The 1980s and 1990s saw the popularization of terminology like “environmental racism” and one provocative Tribune headline called toxic waste the “New Back of the Bus for Blacks”. In 1981, a promised refinery tax fell through the cracks, inciting backlash from the Black community. The 1990s saw a burgeoning of asthma among the Black community in Philadelphia and a debate as to the cause.
Battles between the Black community and the fossil fuel industry were not only confined to arenas of health and pollution. In 1961, Sun Oil became one of many high profile companies subject to Black ministers’ Selective Patronage program. These ministers encouraged their congregants to withhold business from certain corporations until they ceded to the ministers’ demands for fair, Black employment. This patronage program even gained the attention of Jackie Robinson, who penned an op-ed of support in The Philadelphia Tribune.

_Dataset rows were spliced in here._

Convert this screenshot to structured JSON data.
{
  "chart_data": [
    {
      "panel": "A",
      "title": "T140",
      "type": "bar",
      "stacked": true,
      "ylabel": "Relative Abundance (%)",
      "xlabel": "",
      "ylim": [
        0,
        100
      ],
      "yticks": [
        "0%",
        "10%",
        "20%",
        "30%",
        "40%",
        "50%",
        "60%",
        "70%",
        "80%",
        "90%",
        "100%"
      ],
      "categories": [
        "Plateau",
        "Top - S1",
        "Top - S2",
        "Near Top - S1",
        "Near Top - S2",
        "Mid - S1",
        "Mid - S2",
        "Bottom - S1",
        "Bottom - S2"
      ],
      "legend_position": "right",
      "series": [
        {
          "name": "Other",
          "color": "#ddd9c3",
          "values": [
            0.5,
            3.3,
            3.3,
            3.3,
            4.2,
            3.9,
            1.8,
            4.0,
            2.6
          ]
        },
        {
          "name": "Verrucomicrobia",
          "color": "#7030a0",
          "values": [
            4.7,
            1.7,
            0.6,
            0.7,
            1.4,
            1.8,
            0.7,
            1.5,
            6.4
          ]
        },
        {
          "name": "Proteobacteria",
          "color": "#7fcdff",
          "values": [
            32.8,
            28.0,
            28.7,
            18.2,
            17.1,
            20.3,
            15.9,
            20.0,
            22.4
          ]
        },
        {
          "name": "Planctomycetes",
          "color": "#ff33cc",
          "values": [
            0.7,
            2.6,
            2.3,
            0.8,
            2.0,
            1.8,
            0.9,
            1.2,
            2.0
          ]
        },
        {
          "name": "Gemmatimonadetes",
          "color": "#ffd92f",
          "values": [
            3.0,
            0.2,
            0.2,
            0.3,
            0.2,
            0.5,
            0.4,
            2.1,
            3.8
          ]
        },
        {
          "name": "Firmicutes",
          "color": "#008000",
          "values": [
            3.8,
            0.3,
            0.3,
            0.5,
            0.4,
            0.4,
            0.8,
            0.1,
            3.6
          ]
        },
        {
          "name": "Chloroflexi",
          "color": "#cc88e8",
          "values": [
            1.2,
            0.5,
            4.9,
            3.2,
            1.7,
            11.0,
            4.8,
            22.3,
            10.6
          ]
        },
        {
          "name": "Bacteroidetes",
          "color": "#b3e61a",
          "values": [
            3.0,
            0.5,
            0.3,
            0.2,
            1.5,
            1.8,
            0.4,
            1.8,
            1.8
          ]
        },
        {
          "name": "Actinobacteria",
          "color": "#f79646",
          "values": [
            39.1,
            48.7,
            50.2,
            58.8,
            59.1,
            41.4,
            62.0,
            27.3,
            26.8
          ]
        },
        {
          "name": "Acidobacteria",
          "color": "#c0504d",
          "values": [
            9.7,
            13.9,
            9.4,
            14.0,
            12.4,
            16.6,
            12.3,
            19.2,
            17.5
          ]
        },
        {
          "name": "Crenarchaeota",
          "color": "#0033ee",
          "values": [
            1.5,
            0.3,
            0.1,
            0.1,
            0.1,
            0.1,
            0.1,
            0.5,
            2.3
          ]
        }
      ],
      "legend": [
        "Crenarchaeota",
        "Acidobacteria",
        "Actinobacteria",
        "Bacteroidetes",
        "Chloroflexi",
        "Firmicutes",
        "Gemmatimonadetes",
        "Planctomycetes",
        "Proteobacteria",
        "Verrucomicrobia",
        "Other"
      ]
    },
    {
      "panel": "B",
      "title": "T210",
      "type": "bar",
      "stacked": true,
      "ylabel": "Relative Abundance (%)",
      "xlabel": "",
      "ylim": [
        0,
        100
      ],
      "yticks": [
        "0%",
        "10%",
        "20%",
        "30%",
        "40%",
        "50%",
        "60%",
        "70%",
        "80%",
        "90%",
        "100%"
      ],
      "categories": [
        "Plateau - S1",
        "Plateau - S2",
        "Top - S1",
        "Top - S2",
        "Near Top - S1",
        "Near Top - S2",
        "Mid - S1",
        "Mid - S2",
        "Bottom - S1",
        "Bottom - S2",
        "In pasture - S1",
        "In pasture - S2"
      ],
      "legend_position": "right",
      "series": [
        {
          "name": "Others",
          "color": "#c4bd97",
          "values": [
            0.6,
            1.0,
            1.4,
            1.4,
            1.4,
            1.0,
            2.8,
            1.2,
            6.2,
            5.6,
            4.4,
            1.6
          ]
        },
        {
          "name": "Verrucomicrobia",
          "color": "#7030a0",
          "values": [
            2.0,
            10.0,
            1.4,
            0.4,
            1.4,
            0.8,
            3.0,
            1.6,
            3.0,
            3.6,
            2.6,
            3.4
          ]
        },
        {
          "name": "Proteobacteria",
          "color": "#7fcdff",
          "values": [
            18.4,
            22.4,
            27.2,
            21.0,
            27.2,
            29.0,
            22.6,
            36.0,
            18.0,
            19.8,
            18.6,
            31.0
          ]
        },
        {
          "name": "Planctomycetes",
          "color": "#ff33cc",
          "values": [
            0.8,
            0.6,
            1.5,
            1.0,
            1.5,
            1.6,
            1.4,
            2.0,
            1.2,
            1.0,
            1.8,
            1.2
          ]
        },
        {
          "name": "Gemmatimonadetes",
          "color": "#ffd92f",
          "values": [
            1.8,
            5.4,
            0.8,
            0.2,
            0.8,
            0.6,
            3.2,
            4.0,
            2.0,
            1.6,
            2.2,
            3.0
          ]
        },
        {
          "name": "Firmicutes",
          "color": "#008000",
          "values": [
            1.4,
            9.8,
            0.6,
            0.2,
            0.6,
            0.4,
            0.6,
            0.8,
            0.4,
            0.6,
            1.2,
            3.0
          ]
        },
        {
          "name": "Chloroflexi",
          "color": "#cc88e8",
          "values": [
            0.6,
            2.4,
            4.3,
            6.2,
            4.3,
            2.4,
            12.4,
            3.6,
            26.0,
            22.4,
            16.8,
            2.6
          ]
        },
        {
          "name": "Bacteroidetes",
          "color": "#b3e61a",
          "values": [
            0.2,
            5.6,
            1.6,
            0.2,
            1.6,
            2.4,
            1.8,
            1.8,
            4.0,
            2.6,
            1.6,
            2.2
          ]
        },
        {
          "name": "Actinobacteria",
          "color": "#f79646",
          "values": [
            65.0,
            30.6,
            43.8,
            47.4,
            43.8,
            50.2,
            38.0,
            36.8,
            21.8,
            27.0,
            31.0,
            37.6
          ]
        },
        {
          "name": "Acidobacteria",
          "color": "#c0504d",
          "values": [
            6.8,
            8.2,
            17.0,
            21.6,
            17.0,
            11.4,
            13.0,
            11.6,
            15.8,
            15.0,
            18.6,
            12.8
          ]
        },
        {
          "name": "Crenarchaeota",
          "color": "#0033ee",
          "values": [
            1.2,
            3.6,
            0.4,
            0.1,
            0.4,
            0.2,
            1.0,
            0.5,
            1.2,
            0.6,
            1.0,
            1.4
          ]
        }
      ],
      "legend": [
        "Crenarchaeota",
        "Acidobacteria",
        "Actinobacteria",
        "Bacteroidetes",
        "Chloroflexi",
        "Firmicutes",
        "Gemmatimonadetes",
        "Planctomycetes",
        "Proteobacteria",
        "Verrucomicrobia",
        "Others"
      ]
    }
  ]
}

Other instances of racism in the fossil fuel industry are documented by several discrimination suits (primarily against PECO and Sun Oil), including one from a former PECO employee who was emboldened to file after hearing a PECO executive use the n-word at the company’s long-standing Black History Month celebration. In 2001, another backlash against racism was launched when Christine Todd Whitman was slated to head the EPA. Black community members were worried that, because of her history of racism, she would not effectively protect their interests and work against environmental racism.
Over the years, there were also attempts at positive relations from the fossil fuel industry with the Black community. There were a number of career fairs hosted by fossil fuel leaders in local high schools, a popular cooking school held by Philadelphia Gas Works in the 1930s, and various charity initiatives ranging from sending Black children to summer camp to helping clean up a Black community’s block. However, pollution and racism from the fossil fuel industry has stuck in the collective memory of the city, more so than surface level gestures towards community.
Georgia Ray is a former PPEH Public Research Intern (2020-21) and Penn graduate, C'21. At Penn she triple majored in Cognitive Science, Philosophy, and Urban Studies with a minor in Environmental Studies. Georgia will be working for the Environmental Law Institute in DC come August as a research associate. She is originally from Denver, Colorado.